Interview mit Manfred und Jens Gebauer Instinkt und Intelligenz

Es gibt Eigenschaften, die im Prinzip jedem, besonders aber Kaufleuten zum Erfolg verhelfen können. Sehen kann man das am Beispiel von Edeka Gebauer mit derzeit sieben Standorten und Sitz in Göppingen.

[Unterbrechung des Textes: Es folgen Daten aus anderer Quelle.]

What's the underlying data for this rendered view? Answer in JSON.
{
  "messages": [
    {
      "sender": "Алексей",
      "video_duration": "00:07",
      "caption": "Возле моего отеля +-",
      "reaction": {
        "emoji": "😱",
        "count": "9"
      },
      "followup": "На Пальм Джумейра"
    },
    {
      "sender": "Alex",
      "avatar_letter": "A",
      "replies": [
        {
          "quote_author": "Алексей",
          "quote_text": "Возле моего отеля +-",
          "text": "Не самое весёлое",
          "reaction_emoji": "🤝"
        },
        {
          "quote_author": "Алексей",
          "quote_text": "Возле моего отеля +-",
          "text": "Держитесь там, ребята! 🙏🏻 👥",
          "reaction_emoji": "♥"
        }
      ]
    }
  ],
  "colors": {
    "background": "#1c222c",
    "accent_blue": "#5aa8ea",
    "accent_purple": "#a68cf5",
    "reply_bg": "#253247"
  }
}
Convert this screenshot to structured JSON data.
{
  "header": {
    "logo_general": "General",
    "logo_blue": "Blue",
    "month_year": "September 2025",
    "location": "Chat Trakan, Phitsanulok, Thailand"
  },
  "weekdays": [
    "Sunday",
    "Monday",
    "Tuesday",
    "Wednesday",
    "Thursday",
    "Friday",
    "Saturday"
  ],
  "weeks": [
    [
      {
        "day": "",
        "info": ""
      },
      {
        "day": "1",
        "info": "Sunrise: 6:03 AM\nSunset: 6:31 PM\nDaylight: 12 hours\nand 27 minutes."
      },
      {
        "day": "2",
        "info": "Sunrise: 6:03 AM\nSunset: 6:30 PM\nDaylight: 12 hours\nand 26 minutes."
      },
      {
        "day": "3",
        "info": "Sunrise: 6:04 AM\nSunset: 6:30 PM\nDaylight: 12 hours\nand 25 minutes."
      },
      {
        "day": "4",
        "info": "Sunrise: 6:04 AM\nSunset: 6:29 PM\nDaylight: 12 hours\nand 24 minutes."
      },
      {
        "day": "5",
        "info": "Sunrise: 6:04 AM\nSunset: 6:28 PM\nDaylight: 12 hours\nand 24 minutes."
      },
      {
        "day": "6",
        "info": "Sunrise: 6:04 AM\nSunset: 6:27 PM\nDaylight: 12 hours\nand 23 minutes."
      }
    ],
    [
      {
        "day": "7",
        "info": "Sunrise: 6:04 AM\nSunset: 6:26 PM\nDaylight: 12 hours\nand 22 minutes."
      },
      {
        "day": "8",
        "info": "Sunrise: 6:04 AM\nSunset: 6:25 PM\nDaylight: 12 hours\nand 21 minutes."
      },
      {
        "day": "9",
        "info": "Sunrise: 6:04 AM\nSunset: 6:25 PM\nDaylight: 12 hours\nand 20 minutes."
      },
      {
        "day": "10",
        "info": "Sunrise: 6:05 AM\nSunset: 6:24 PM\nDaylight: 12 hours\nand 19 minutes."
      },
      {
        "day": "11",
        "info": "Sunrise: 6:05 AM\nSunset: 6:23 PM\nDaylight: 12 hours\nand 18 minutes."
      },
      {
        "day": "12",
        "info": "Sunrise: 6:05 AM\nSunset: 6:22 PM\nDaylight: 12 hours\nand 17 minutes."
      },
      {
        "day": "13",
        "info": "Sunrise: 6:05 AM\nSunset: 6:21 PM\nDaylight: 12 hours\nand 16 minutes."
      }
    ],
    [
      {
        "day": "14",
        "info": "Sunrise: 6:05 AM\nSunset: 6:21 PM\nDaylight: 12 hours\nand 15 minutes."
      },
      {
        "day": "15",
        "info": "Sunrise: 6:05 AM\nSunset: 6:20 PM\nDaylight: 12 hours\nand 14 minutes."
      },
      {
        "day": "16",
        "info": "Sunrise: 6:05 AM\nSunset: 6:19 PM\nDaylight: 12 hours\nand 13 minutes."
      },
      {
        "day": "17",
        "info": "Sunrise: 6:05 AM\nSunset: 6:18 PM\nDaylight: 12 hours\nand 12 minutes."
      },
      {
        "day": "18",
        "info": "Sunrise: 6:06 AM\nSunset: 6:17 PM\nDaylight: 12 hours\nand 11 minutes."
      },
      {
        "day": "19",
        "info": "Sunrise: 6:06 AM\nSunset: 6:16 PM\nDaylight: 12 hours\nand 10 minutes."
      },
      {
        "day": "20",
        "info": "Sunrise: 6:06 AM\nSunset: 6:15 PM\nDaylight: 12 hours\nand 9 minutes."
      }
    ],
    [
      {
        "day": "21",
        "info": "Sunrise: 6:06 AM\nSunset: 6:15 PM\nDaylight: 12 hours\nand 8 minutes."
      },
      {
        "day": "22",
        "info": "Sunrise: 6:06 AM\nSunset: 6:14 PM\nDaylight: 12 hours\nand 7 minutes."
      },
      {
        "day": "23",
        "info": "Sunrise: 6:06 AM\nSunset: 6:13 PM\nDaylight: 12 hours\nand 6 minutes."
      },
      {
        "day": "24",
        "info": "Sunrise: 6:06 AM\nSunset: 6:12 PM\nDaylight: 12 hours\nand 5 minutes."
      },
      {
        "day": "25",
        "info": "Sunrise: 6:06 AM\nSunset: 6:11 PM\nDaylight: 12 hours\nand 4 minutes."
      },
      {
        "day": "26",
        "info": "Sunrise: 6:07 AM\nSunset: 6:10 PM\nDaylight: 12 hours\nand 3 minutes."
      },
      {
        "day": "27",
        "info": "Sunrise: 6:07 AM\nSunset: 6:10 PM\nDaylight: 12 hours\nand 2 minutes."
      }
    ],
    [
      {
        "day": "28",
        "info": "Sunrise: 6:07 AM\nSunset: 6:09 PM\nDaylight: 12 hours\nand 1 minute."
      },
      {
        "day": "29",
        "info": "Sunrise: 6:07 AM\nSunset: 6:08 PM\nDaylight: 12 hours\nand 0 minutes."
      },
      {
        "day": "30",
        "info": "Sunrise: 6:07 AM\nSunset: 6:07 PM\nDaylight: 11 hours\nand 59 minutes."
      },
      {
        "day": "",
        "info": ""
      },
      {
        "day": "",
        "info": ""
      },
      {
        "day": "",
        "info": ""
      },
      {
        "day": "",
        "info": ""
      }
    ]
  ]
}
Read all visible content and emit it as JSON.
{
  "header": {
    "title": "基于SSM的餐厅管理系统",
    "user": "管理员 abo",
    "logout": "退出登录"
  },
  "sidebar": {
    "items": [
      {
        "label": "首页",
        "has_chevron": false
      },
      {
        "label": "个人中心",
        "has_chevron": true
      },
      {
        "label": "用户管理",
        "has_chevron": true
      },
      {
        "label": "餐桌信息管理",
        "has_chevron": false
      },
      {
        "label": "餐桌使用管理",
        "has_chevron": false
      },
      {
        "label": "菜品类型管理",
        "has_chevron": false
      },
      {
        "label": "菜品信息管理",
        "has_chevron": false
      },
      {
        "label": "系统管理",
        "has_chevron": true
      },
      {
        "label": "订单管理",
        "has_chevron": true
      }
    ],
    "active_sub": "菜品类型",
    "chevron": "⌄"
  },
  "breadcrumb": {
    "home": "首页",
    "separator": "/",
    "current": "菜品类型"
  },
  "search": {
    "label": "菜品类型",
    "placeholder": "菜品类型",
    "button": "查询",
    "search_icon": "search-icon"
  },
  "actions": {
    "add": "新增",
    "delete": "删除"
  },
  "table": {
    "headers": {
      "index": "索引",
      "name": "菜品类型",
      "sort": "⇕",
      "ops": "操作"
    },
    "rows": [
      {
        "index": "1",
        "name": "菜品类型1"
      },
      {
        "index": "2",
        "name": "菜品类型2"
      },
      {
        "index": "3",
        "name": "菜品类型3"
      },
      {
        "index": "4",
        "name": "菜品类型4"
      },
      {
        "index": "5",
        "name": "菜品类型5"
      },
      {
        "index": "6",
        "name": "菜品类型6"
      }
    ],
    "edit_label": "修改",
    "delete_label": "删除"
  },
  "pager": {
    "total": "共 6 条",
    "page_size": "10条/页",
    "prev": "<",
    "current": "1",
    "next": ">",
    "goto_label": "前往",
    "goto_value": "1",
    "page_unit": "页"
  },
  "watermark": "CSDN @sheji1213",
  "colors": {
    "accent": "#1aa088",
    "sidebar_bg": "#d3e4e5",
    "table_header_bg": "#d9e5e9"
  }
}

Dienstag, 14. März 2017 - Management
Reiner Mihr
Artikelbild Instinkt und Intelligenz
Bildquelle: Viktor Smidt

Manfred und Jens Gebauer, die dort die Geschäfte führen, repräsentieren diese besonderen Eigenschaften. Ein Gespräch über 50 Jahre im Einzelhandel, ein Jubiläum, aber auch die Zukunft.

Anfang Mai 1967
Der junge Marktleiter Manfred Gebauer steht in seinem vor kurzem eröffneten Markt in der Göppinger Rembrandtstraße und überlegt: Wie gewinne ich mehr Kunden? Er lässt seine Mittagspause sausen und fährt mit dem Mini-Transporter ins nahegelegene Remstal, lädt den Wagen mit am Morgen frisch geernteten Erdbeeren voll, fährt zurück und verkauft die Erdbeeren direkt von der Ladefläche des Autos. Die Kunden reißen ihm die top-frischen Früchte buchstäblich aus den Händen. Das macht er dann in der Saison täglich.

Anfang März 2016
Jens Gebauer steht vor dem neu zu eröffnenden Gebauer’s Markt in Salach, der siebten Filiale des Unternehmens. Er geht nochmal alles durch: Solarmodule, intelligente Wärmerückgewinnung. Fußbodenheizung, Betonkernaktivierung, Eisspeicher, hocheffektive Anlieferung, kurze Wege zu den Abteilungen, Ladendesign mit heller freundlicher Holzoptik, Sortiment … und vor allem: motivierte Mitarbeiter. Passt. Die Eröffnung kann kommen. Instinkt und Intelligenz.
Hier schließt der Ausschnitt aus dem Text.